Things started out well. The day that the moving truck officially brought all of our furniture into the house, our next-door neighbors brought us freshly baked chocolate chip cookies. Initially, everyone was so friendly, and there were days when the kids played together. Unfortunately, as time went on, I noticed that the new neighbors were not quite as sociable as they once had been. Initially, I just assumed that it was because everyone was busy, but then I started to think that perhaps there was a bit more to the change in their demeanor.

My husband and I are very consistent, perhaps even a bit obsessive compulsive in our following of the OPOL strategy. I have never spoken to my sons in English and neither has my husband. Even when others who do not speak Spanish are around, I still continue to use the minority language with my kids. One day I noticed that when my sons and I would use Spanish, the facial expressions and body language of my neighbors changed. It dawned on me that perhaps they weren’t so friendly with our family anymore because of the different languages. Language was alienating us from our new friends.

Our previous neighbors and good friends were from Indonesia. We never had any issues with different languages being used when we were together. I would continue use Spanish, my husband would use German, and they would speak to each other in Indonesian while English would be our common language. No one ever seemed uncomfortable with not understanding the different conversations all of the time.
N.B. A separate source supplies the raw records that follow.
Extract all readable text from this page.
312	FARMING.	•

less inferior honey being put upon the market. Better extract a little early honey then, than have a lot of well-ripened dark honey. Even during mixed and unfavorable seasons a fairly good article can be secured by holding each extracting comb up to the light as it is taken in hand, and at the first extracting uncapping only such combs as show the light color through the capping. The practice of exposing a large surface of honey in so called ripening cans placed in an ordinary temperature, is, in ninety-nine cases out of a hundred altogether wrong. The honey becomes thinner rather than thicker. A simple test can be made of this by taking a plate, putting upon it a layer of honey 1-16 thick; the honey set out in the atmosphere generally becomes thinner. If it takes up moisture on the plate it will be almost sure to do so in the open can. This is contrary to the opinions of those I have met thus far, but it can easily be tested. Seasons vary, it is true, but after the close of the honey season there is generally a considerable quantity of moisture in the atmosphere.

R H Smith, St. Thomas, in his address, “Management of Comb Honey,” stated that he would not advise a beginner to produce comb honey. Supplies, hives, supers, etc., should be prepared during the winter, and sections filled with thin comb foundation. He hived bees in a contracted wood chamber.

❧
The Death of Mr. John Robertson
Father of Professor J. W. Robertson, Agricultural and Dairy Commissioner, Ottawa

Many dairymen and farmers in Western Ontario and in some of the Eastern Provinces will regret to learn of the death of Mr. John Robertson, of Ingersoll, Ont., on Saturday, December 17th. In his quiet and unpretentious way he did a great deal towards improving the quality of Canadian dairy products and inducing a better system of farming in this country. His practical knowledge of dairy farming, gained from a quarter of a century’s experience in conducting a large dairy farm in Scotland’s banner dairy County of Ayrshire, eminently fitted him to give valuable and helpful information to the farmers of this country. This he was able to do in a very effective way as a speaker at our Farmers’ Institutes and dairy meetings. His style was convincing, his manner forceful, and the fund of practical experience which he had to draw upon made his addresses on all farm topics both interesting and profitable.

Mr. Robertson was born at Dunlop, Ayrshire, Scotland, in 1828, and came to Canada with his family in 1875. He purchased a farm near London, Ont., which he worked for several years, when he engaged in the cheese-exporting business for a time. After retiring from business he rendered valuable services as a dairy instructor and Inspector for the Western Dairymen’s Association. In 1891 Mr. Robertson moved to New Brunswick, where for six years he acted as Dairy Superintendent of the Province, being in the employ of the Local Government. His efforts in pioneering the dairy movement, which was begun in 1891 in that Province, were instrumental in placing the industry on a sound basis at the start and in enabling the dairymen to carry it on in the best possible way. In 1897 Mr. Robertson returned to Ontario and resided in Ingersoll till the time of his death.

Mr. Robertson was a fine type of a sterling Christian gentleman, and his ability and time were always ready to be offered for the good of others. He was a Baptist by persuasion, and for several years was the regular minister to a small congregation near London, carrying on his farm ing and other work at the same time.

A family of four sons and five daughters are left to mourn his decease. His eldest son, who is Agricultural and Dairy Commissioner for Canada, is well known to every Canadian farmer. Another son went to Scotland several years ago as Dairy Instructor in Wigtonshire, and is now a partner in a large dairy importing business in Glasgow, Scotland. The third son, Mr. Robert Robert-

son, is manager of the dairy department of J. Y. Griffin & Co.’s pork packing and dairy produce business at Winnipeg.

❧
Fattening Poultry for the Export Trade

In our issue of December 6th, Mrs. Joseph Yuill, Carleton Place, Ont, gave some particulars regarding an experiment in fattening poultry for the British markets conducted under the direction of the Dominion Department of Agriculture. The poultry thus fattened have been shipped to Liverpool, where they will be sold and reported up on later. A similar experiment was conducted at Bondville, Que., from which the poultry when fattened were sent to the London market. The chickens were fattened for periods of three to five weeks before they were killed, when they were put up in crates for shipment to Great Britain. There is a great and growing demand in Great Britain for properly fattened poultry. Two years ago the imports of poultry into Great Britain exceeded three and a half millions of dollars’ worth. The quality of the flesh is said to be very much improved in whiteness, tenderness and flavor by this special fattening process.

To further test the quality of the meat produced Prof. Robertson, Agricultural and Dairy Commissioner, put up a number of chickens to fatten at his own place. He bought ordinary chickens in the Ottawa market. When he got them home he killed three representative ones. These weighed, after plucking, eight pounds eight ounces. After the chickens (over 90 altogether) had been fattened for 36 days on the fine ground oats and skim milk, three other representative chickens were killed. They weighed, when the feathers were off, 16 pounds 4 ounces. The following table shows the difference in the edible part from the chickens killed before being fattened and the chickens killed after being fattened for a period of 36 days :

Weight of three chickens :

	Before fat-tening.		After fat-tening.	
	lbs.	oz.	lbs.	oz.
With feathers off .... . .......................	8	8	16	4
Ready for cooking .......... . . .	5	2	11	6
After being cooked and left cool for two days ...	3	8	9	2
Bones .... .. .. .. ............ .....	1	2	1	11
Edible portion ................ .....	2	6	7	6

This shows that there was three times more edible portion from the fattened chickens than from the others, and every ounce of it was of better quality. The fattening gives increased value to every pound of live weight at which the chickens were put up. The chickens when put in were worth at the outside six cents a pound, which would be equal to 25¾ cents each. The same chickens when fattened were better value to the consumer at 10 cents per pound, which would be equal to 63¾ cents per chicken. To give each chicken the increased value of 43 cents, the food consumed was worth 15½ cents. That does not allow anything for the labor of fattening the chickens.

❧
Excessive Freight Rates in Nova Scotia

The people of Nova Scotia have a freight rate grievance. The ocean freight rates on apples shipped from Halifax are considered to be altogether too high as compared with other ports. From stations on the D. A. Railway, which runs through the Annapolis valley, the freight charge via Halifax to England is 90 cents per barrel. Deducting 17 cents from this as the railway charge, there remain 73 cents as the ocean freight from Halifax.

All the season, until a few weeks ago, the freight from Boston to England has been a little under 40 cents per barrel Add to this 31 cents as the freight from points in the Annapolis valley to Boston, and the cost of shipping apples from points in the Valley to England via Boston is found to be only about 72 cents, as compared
We rather enjoyed learning new phrases in each other’s languages, but more importantly, we were supportive of the effort involved in raising bilingual children.

The more I think about the situation in our new neighborhood, I am starting to wonder if people who only speak English are uncomfortable around other languages. Perhaps already being bilingual makes us less fearful or suspicious of ones that we do not know. I know that for me, this is the case. When I hear a new language, I want to learn new words and phrases. It also makes me especially happy to hear other parents speaking to their children in another language, since I know that they are giving their child the gift of bilingualism.

I realize with my new neighbors it is actually going to take a bit of effort and understanding on my part in order to develop a relationship. At Christmas, we took our neighbors chocolate and had a nice time visiting with them while the children played.  I was also pleasantly surprised to learn that the father in the one family is now even taking Spanish classes because his job requires him to go to Peru on a regular basis. His new need to learn Spanish emphasized for me the importance of raising bilingual children even in the face of many challenges. At the same time my neighbor has gained a deeper understanding of why my husband and I are so consistent in our efforts. Perhaps a friendship will develop after all.